First, the Seattle Office of Civil Rights should not be the agency in charge of regulating businesses. This role is already filled by the Department of Finance and Administration, which grants business licenses. They have the capacity, staff resources, and expertise to administer regulations.
Second, the premise that employees of larger businesses get sick for longer periods of time than employees of smaller businesses doesn’t make sense. If you are a business of 249 employees, the hiring of the 250th employee would force you to go from five mandated sick days per employee to nine days — for every employee. In other words, adding one employee would cost you the same as adding five FTEs. But, really, why is there a difference in sick leave between a 249-employee company and a 250-employee company?
Third, why are we proposing this now? With businesses struggling and the city of Seattle losing businesses to other cities in King County over the last decade, why would we propose a regulation that provides disincentives for businesses to hire more people and grow? This is a city with a jobs problem, one that has suffered job losses.
And finally, it is still an open question whether the city should jump into developing and regulating employment law, a role usually filled by the state. If this is a good idea, then it would also be a good idea for Seattle to have a higher minimum wage than the rest of the state.

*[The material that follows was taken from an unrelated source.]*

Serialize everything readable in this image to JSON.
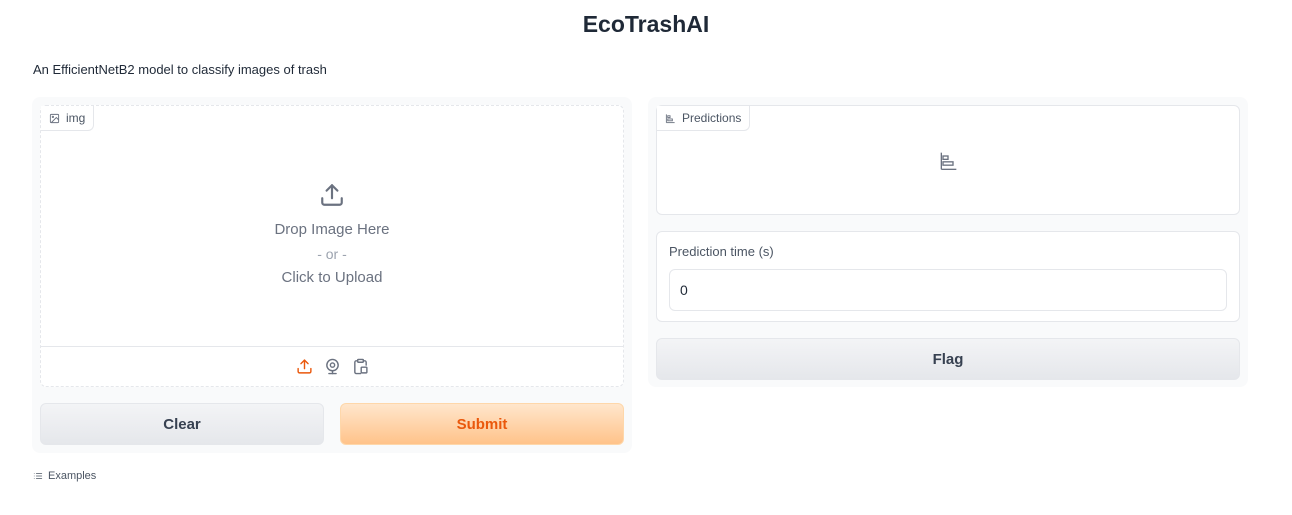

I don’t think you’d find many on the city council who would support doing this because they know (like sick leave mandates), the minimum wage is better addressed at a state level.
I don’t see a problem with mandating some level of sick leave for every working person in the state. And if some minimum is offered locally, it would probably be OK. I would hope that, someday, a national health care system — something the rest of the industrialized world takes for granted — would take the place of some of these local initiatives. That would be good for the health of our people and for the economy.
But the city council and mayor need to consider all of the unintended consequences and the sort of “mission creep” that can happen when governments open up new regulatory venues. And these concerns aside, they should at least create regulations that make sense. The need for sick days for an individual doesn’t increase — or decrease — with the size of the company.